I know, I know, silly me.
The reason for the trip was twofold. On the one hand, we were picking up an amazingly gorgeous new guitar for Mr. Twistie. It’s got a rich, full tone to it and looks superfantastic besides. It’s going to record brilliantly, and it definitely made me weak in the knees and feeling like I had a mouthful of rich chocolate mousse in my mouth when he played it. I get flavors from sound, sometimes. It’s a strange thing, but by and large I really enjoy it.
Anyway, reason number two for the trip was to visit the gentleman who was selling Mr. Twistie the guitar (He works in a music store, he’s not a luthier in his own right). Our friend Chris is one of the good guys. He’s smart, funny, talented, loyal, a good cook…he’s got a lot going for him. He’s also getting married in two months to a superfantastic lady.

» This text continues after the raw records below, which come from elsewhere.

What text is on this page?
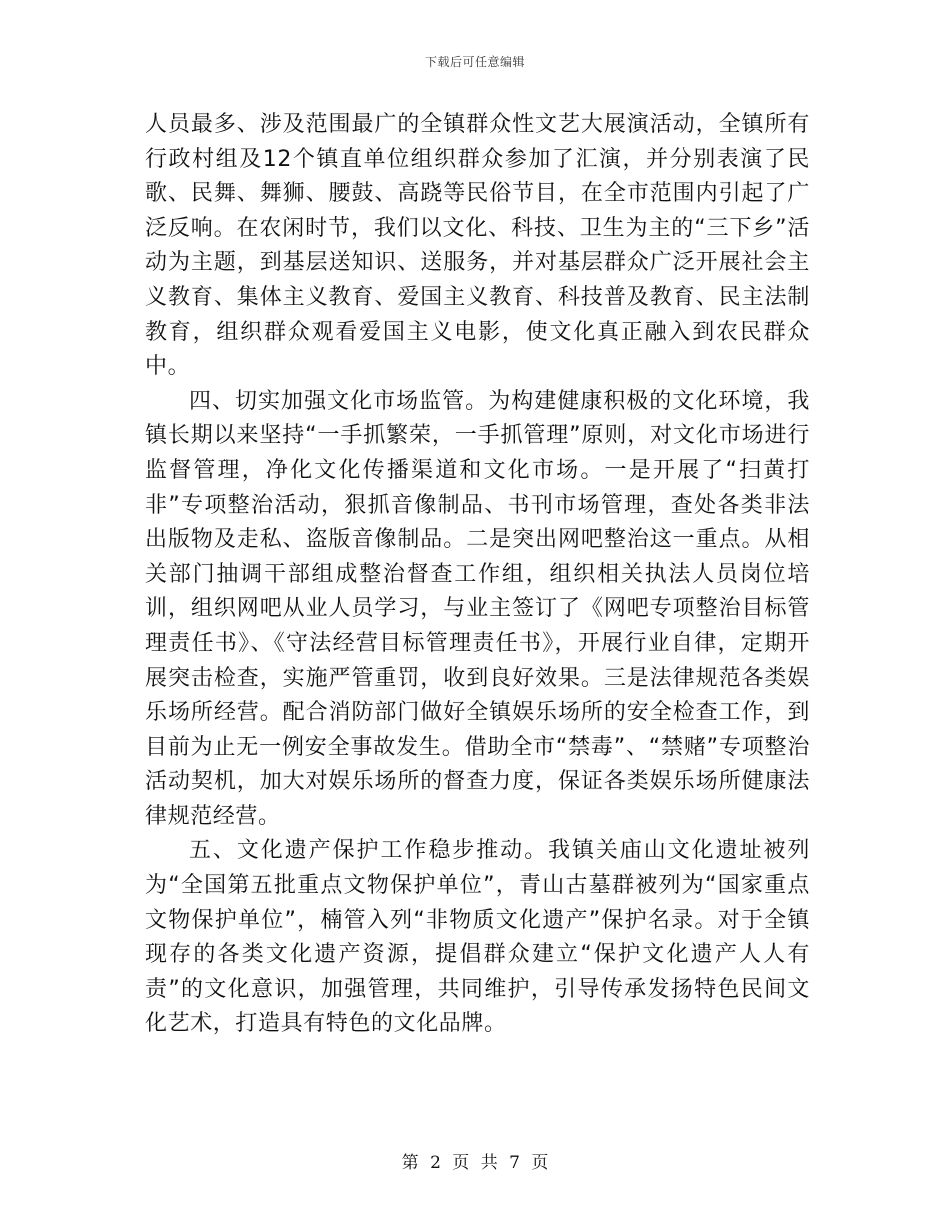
下载后可任意编辑

人员最多、涉及范围最广的全镇群众性文艺大展演活动，全镇所有行政村组及12个镇直单位组织群众参加了汇演，并分别表演了民歌、民舞、舞狮、腰鼓、高跷等民俗节目，在全市范围内引起了广泛反响。在农闲时节，我们以文化、科技、卫生为主的“三下乡”活动为主题，到基层送知识、送服务，并对基层群众广泛开展社会主义教育、集体主义教育、爱国主义教育、科技普及教育、民主法制教育，组织群众观看爱国主义电影，使文化真正融入到农民群众中。

四、切实加强文化市场监管。为构建健康积极的文化环境，我镇长期以来坚持“一手抓繁荣，一手抓管理”原则，对文化市场进行监督管理，净化文化传播渠道和文化市场。一是开展了“扫黄打非”专项整治活动，狠抓音像制品、书刊市场管理，查处各类非法出版物及走私、盗版音像制品。二是突出网吧整治这一重点。从相关部门抽调干部组成整治督查工作组，组织相关执法人员岗位培训，组织网吧从业人员学习，与业主签订了《网吧专项整治目标管理责任书》、《守法经营目标管理责任书》，开展行业自律，定期开展突击检查，实施严管重罚，收到良好效果。三是法律规范各类娱乐场所经营。配合消防部门做好全镇娱乐场所的安全检查工作，到目前为止无一例安全事故发生。借助全市“禁毒”、“禁赌”专项整治活动契机，加大对娱乐场所的督查力度，保证各类娱乐场所健康法律规范经营。

五、文化遗产保护工作稳步推动。我镇关庙山文化遗址被列为“全国第五批重点文物保护单位”，青山古墓群被列为“国家重点文物保护单位”，楠管入列“非物质文化遗产”保护名录。对于全镇现存的各类文化遗产资源，提倡群众建立“保护文化遗产人人有责”的文化意识，加强管理，共同维护，引导传承发扬特色民间文化艺术，打造具有特色的文化品牌。

第 2 页 共 7 页
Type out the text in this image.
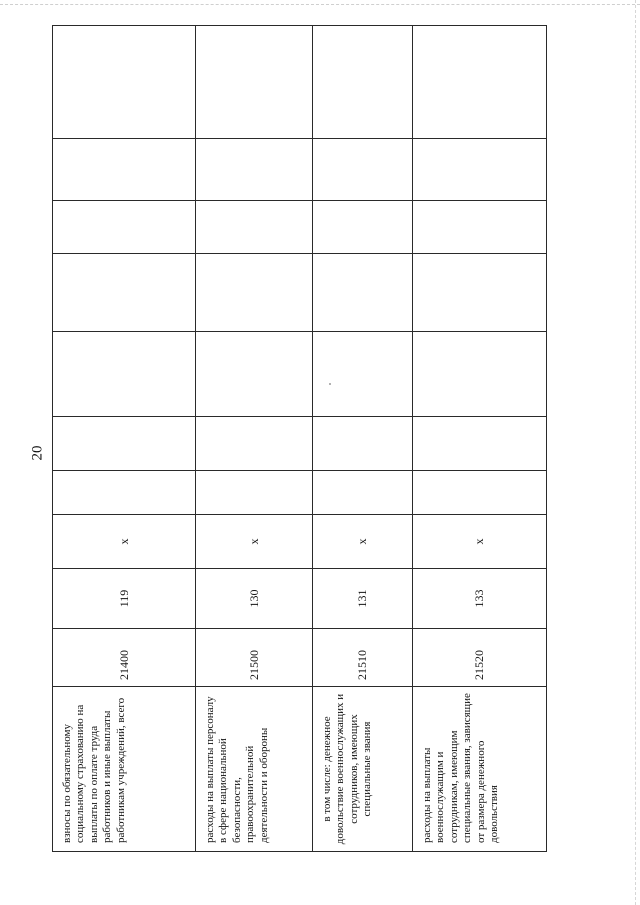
20
взносы по обязательному социальному страхованию на выплаты по оплате труда работников и иные выплаты работникам учреждений, всего	21400	119	x							
расходы на выплаты персоналу в сфере национальной безопасности, правоохранительной деятельности и обороны	21500	130	x							
в том числе: денежное довольствие военнослужащих и сотрудников, имеющих специальные звания	21510	131	x							
расходы на выплаты военнослужащим и сотрудникам, имеющим специальные звания, зависящие от размера денежного довольствия	21520	133	x							
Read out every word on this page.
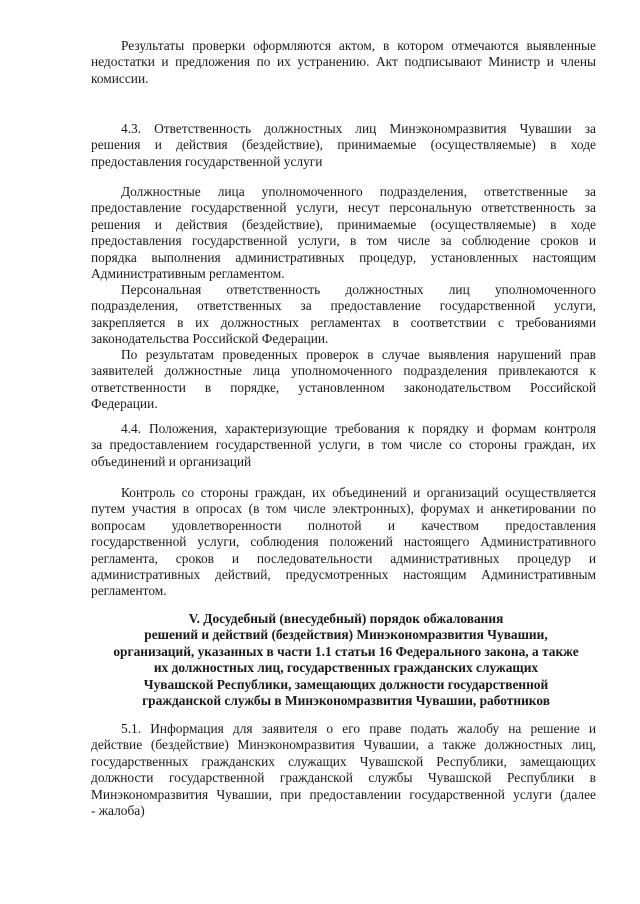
Результаты проверки оформляются актом, в котором отмечаются выявленные
недостатки и предложения по их устранению. Акт подписывают Министр и члены
комиссии.
4.3. Ответственность должностных лиц Минэкономразвития Чувашии за
решения и действия (бездействие), принимаемые (осуществляемые) в ходе
предоставления государственной услуги
Должностные лица уполномоченного подразделения, ответственные за
предоставление государственной услуги, несут персональную ответственность за
решения и действия (бездействие), принимаемые (осуществляемые) в ходе
предоставления государственной услуги, в том числе за соблюдение сроков и
порядка выполнения административных процедур, установленных настоящим
Административным регламентом.
Персональная ответственность должностных лиц уполномоченного
подразделения, ответственных за предоставление государственной услуги,
закрепляется в их должностных регламентах в соответствии с требованиями
законодательства Российской Федерации.
По результатам проведенных проверок в случае выявления нарушений прав
заявителей должностные лица уполномоченного подразделения привлекаются к
ответственности в порядке, установленном законодательством Российской
Федерации.
4.4. Положения, характеризующие требования к порядку и формам контроля
за предоставлением государственной услуги, в том числе со стороны граждан, их
объединений и организаций
Контроль со стороны граждан, их объединений и организаций осуществляется
путем участия в опросах (в том числе электронных), форумах и анкетировании по
вопросам удовлетворенности полнотой и качеством предоставления
государственной услуги, соблюдения положений настоящего Административного
регламента, сроков и последовательности административных процедур и
административных действий, предусмотренных настоящим Административным
регламентом.
V. Досудебный (внесудебный) порядок обжалования
решений и действий (бездействия) Минэкономразвития Чувашии,
организаций, указанных в части 1.1 статьи 16 Федерального закона, а также
их должностных лиц, государственных гражданских служащих
Чувашской Республики, замещающих должности государственной
гражданской службы в Минэкономразвития Чувашии, работников
5.1. Информация для заявителя о его праве подать жалобу на решение и
действие (бездействие) Минэкономразвития Чувашии, а также должностных лиц,
государственных гражданских служащих Чувашской Республики, замещающих
должности государственной гражданской службы Чувашской Республики в
Минэкономразвития Чувашии, при предоставлении государственной услуги (далее
- жалоба)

The funny thing to me is that a tiny part of me keeps thinking of Chris as a kid. Why? Because he was about twelve when we met, while Mr. Twistie and I were quite thoroughly grown.
At the time, Mr. Twistie had a regular gig playing acoustic guitar and singing in a local coffee house every wednesday night. He’d been doing it for several months when, one night, a little boy carrying a guitar as big as himself said he’d been learning to play and asked to sit in. Mr. Twistie humored the kid by letting him play a song or two. I wasn’t there, but when Mr. Twistie came home that night, he couldn’t stop gushing about this amazing child musical prodigy.
The kid (Chris) was back the next week, and the next…and the next after that. Pretty soon Mr. Twistie was actively engaged in expanding Chris’ musical horizons. I got to know him, too. Then we started in on introducing him to our favorite brands of humor. We also listened to his problems, gave him the best advice we had to offer, and learned a few things from him, too.
We’ve been invited to all the milestones in his life (well, the ones for at least moderately public consumption), and I like to think that Mr. Twistie and I have had some small part in making him the man he is today.
He’s not our kid. I’m not really sure I think of him in a motherly way. But there’s a tiny piece of me that I know will watch this wonderful young man stand at the altar in two months’ time and think ‘but he’s just a baby, really.’ I’ll see that eager little boy carrying the guitar as big as he was.
I just hope I’ll be clear-headed enough to see the kind and responsible man he is now, as well. I kind of love the person he turned out to be.